第84話 父と娘のスキンシップ

投稿日 2024.03.03 更新日 2024.03.03

 ようやく、定時を迎えた⋯⋯

 千夏は休憩室で放心状態となっていた。

「今日一日ごくろうさん!」

 茂夫から労いの言葉をかけられるも反応がない。茂夫が千夏の顔の前で手をかざすように振ると、はじめて反応が返って来た。

「はっ!あ、すみません!すみません!すみません!」

「⋯⋯」

「すみません!すみません!すみません!すみません!すみません!」

「ちょ、千夏ちゃん!落ち着いて!今日はもう終わりだから!」

「あっ!あ、えっと⋯」

 凄まじく心配になる茂夫⋯⋯

 茂夫はこれから本社ビルへ戻るため、店舗から車で出ようとしていたところだった。あまりにも不安なので、ついでに自宅まで送ることにした。

 いちおう、親友の大切な娘である⋯⋯

 が、これが千夏にとって仇となることは⋯⋯この時点で、岩鉄と長年の付き合いのあった茂夫ですら、予測できなかったのであった。

      :

 20分後、千夏を乗せた茂夫の車が豈井家前に到着。

「じゃ~今日はお疲れ!」

「送ってくださってありがとうございます!」

「明日⋯⋯大丈夫?無理なら週2~3日でもいいよ」

 その時である⋯⋯

 千夏の背中に父、岩鉄の鋭い視線が刺さっていることに気づいた。

「いえ!週5日がんばります!明日もよろしくお願いします!」

「じゃ、今日はもうゆっくり休んでね」

 バタン☆ブブーン

 茂夫の車が去る。

 千夏が恐る恐る、後ろを振り向くと⋯⋯

 玄関のドアが徐々に開かれて行き、目を血走らせ仁王立ちした岩鉄が現れた。

「た、た、ただいま」

 キョどる千夏⋯⋯

「車で送ってもらったのか?いい身分だなぁ」

「社長のご厚意を無下にする訳にいかなくて⋯⋯そのぉ」

 次の瞬間⋯⋯

 千夏は岩鉄から強烈な卍固めを喰らう。

 自宅前の路上で父と娘のスキンシップが始まる。

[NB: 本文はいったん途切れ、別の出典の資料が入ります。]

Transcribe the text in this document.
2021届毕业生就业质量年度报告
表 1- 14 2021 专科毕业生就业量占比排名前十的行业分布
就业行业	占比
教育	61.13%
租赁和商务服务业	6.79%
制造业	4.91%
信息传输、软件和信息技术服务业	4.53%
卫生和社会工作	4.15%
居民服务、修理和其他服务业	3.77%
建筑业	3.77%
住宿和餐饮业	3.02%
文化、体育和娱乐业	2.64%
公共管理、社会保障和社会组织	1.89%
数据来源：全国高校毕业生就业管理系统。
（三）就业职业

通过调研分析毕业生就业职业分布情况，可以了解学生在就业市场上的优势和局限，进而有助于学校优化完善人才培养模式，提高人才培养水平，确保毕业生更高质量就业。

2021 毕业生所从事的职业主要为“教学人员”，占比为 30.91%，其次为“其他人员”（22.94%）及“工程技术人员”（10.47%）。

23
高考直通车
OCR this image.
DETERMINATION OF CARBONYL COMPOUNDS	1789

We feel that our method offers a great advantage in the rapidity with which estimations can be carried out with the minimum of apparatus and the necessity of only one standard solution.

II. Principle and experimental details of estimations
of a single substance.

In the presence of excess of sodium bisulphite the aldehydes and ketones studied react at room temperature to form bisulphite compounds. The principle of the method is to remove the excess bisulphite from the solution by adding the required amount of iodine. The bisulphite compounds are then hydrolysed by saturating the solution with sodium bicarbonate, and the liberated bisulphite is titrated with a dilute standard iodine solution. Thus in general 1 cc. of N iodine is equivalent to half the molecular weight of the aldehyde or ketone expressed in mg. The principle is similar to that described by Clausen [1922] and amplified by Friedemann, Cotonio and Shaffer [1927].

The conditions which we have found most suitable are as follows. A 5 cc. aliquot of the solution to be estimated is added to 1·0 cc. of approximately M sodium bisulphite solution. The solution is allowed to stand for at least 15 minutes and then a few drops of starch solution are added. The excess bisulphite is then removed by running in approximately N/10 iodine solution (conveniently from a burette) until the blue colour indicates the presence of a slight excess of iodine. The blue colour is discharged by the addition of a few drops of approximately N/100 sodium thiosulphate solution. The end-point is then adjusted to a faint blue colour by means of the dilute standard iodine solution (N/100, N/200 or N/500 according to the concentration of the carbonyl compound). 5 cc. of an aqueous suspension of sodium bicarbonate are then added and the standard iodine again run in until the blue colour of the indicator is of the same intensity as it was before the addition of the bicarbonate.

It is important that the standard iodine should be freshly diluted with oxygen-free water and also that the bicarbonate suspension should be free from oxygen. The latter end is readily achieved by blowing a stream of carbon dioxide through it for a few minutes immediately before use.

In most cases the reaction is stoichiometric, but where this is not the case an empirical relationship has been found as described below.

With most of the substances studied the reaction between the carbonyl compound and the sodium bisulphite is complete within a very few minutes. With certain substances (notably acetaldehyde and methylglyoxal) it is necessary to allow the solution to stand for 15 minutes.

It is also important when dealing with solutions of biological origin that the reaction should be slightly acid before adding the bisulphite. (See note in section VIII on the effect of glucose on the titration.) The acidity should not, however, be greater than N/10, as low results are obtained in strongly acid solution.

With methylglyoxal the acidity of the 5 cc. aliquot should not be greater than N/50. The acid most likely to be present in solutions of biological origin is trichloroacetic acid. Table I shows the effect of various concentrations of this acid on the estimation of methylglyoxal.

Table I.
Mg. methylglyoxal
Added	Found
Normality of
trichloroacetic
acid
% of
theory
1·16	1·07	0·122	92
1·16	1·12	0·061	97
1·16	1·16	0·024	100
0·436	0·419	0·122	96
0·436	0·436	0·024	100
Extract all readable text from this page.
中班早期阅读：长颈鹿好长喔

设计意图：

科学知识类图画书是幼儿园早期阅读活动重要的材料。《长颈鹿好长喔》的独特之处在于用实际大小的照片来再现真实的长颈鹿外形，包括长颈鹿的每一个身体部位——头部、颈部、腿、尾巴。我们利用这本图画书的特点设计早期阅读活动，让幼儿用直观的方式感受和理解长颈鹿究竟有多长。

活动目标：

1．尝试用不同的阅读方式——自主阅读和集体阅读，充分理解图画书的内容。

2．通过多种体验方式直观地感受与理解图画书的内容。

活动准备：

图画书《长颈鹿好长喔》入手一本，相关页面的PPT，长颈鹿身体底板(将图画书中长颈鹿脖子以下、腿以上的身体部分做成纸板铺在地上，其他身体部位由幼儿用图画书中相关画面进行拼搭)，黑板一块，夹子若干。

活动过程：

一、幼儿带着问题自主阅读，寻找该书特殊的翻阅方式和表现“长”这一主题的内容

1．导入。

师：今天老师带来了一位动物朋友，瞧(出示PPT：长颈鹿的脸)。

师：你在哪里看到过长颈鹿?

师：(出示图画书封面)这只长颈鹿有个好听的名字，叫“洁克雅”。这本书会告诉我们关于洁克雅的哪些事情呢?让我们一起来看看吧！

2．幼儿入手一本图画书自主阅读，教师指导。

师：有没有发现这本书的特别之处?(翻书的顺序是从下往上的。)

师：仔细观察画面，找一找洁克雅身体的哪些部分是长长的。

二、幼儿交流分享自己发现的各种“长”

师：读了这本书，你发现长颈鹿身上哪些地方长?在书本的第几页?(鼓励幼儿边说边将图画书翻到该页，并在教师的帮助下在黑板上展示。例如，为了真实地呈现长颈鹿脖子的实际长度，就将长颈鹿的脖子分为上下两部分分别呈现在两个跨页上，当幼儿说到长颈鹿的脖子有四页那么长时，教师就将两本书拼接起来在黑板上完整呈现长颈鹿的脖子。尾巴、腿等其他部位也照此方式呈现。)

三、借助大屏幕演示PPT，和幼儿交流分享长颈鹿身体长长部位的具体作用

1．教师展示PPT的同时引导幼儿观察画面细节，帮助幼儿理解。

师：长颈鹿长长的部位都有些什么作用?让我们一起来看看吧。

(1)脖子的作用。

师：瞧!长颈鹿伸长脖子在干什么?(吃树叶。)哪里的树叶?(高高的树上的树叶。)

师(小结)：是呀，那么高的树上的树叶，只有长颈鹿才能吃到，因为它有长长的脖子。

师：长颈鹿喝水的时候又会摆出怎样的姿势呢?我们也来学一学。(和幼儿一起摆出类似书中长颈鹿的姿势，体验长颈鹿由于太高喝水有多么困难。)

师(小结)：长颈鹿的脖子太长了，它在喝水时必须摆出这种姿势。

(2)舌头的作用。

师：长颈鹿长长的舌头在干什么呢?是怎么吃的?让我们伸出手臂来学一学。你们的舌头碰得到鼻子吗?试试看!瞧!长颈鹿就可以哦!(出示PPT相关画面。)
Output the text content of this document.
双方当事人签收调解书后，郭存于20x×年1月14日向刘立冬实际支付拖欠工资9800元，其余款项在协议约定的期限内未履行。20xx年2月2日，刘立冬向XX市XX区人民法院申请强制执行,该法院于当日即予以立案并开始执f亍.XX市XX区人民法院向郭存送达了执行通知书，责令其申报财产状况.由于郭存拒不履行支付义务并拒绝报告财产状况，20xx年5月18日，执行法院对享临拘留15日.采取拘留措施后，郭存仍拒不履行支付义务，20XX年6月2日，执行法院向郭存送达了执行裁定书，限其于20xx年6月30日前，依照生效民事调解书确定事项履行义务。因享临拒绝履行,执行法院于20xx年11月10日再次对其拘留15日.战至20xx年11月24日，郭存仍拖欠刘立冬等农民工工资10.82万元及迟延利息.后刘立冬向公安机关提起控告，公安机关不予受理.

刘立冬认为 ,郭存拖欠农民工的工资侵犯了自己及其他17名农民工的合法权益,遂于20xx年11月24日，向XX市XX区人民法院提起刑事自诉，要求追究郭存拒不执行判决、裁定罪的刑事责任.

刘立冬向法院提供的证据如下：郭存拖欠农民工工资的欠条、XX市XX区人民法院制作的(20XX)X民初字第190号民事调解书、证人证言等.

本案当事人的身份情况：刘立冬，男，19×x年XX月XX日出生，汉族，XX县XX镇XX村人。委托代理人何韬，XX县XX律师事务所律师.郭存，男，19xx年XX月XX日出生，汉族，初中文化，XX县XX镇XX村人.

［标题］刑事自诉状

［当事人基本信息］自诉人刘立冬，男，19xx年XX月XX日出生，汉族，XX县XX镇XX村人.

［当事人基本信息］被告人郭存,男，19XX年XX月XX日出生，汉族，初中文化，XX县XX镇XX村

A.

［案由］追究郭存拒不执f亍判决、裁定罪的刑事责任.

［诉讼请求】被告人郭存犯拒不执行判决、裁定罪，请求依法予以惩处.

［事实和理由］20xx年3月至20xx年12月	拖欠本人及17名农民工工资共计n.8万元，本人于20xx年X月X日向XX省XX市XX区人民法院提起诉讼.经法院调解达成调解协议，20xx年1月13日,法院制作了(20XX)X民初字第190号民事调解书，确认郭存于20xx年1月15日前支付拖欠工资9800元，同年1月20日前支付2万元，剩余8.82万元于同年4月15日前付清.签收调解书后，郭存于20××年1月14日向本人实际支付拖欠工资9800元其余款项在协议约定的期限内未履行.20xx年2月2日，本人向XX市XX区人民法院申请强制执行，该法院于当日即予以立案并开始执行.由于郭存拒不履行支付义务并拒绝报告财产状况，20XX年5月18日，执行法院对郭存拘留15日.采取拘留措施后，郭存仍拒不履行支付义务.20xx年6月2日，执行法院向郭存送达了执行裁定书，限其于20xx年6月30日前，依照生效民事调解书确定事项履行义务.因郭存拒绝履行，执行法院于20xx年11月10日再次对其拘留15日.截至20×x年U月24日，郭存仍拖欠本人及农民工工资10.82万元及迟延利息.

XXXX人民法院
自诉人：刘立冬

近所の住人たちも見慣れており、誰一人気に留める者はいなかった。

「丁重に断れよ!茂夫も忙しいんじゃ!ボケが!」

「ずびぱしぇんですだ(すみませんでした)」

 顔を歪ませながら、悶絶する千夏⋯⋯

 千夏は夕食前にも、岩鉄から空手の稽古を付けられたのであった。